Assignments took Wylie from the Pentagon’s top-secret communications office, to the Naval Justice School, to the United States Senate, as the first female Navy liaison officer. In the 1970s, she went from the New York recruiting district to the personal staff of the Chief of Naval Operations, in the Pentagon, to a year at the Naval War College, then to London, as the first woman flag secretary to the Commander-in-Chief, U.S. Naval Forces, Europe.
She came back to the Pentagon, yet again, as manpower and healthcare analyst to the Secretary of the Navy, in the Office of Program Appraisal, prior to her final assignment as the only female faculty member at the Armed Forces Staff College.
Wylie, of Virginia, was married to a retired Navy Judge Advocate General’s Corps captain, the late Capt. Peter Wylie, and is the mother of Peter, who works in the entertainment industry in Los Angeles, and Jamie, a playwright, who works in marketing at Stanbridge College in Irvine, Calif.

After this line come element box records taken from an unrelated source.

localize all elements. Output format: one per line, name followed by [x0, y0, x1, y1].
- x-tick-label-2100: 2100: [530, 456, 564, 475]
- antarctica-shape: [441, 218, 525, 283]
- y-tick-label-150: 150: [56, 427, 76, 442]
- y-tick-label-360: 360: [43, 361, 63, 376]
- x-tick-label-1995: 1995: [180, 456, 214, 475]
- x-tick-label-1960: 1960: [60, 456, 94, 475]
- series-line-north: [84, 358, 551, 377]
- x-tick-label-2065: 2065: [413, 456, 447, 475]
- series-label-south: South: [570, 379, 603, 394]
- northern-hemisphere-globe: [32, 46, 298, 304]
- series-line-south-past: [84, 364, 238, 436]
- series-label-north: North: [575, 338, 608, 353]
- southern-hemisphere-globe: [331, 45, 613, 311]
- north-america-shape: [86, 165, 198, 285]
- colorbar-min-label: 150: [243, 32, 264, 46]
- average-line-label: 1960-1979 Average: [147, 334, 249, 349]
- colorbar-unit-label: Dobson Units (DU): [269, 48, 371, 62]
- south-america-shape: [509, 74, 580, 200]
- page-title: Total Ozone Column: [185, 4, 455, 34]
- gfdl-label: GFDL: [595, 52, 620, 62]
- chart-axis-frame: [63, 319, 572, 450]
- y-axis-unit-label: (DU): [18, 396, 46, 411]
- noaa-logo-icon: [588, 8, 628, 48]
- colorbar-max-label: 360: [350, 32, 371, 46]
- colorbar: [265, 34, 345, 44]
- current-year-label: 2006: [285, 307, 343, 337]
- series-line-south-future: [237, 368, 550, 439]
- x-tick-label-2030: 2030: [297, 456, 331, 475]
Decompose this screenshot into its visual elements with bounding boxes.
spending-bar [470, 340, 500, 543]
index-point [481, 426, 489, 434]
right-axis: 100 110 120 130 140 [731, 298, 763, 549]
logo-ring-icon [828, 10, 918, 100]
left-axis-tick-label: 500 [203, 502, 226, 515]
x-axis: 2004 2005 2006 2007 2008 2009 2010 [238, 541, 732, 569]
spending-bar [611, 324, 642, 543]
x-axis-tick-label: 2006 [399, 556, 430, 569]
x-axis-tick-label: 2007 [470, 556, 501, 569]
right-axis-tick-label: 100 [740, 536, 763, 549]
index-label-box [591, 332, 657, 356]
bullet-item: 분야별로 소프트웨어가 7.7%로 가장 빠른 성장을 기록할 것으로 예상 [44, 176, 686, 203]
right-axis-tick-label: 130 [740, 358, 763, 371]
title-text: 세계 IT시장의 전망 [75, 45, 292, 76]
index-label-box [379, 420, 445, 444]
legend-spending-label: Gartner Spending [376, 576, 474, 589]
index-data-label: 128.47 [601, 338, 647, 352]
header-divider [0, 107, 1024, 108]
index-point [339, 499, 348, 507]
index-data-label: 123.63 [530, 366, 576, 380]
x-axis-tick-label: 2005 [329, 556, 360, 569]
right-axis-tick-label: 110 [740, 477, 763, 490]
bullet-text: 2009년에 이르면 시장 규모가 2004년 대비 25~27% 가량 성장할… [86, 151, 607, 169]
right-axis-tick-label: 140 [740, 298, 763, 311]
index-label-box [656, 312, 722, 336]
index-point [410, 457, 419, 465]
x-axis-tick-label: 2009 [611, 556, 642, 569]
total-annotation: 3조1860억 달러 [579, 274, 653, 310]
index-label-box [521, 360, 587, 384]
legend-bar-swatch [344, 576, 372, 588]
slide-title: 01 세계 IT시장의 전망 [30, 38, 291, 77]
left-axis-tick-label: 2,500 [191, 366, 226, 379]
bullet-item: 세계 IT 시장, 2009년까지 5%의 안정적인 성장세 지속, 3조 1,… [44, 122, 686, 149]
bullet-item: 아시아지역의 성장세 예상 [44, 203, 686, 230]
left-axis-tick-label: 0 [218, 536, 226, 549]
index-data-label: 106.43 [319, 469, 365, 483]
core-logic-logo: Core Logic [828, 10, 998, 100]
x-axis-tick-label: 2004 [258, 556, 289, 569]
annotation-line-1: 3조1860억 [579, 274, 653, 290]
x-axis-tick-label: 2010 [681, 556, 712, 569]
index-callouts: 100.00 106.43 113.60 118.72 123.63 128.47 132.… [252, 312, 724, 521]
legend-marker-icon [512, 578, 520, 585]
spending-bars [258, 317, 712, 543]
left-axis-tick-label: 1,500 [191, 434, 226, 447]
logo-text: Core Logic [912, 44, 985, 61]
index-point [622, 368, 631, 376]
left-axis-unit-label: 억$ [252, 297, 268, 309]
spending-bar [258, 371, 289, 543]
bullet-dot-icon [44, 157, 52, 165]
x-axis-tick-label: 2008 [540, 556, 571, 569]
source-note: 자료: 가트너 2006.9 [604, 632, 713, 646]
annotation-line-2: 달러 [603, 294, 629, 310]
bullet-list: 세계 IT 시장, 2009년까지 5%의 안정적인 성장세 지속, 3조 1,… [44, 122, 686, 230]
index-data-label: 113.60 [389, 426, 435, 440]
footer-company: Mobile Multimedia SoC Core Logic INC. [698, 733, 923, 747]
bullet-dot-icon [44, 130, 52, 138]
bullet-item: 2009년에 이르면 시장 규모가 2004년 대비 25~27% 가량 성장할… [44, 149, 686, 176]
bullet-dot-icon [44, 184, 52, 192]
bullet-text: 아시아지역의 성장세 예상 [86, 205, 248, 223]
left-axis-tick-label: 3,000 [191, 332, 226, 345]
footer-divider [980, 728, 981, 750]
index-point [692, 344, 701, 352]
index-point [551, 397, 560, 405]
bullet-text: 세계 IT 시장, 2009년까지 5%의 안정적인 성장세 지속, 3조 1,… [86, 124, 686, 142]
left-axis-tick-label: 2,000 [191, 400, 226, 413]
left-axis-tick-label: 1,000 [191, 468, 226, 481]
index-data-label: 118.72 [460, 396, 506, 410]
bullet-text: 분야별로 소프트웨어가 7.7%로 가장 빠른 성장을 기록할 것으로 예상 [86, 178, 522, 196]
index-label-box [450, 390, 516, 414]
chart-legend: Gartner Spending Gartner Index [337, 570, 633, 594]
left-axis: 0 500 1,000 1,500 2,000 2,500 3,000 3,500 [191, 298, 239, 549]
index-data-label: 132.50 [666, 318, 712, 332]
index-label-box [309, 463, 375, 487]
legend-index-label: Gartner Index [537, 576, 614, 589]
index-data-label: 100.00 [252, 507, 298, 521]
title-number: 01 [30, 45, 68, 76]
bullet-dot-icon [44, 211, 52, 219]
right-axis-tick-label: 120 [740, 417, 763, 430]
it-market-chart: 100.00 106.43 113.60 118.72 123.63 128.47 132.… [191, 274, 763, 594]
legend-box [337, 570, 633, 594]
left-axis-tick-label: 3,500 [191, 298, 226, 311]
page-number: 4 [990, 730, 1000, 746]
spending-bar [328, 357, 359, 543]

“I promised my children I’d retire as soon as I was eligible,” Wylie said. “I left on Halloween—with the rest of the witches.” She placed a broom, instead of her car, in her honorary final-day parking spot.
“In the Navy, I stood on the shoulders of women who could only aspire to be mid-grade officers,” she said. “Now, we have multiple flag officers, including our first four-star.”
Wylie lists her accomplishments as having recruited one of the first women aviators, mentored one of the first women at the Naval Academy and recruited the first African-American woman Navy flag officer.
“For me,” Wylie said, “success was based on whether I had done well enough that the command wanted another woman to replace me.”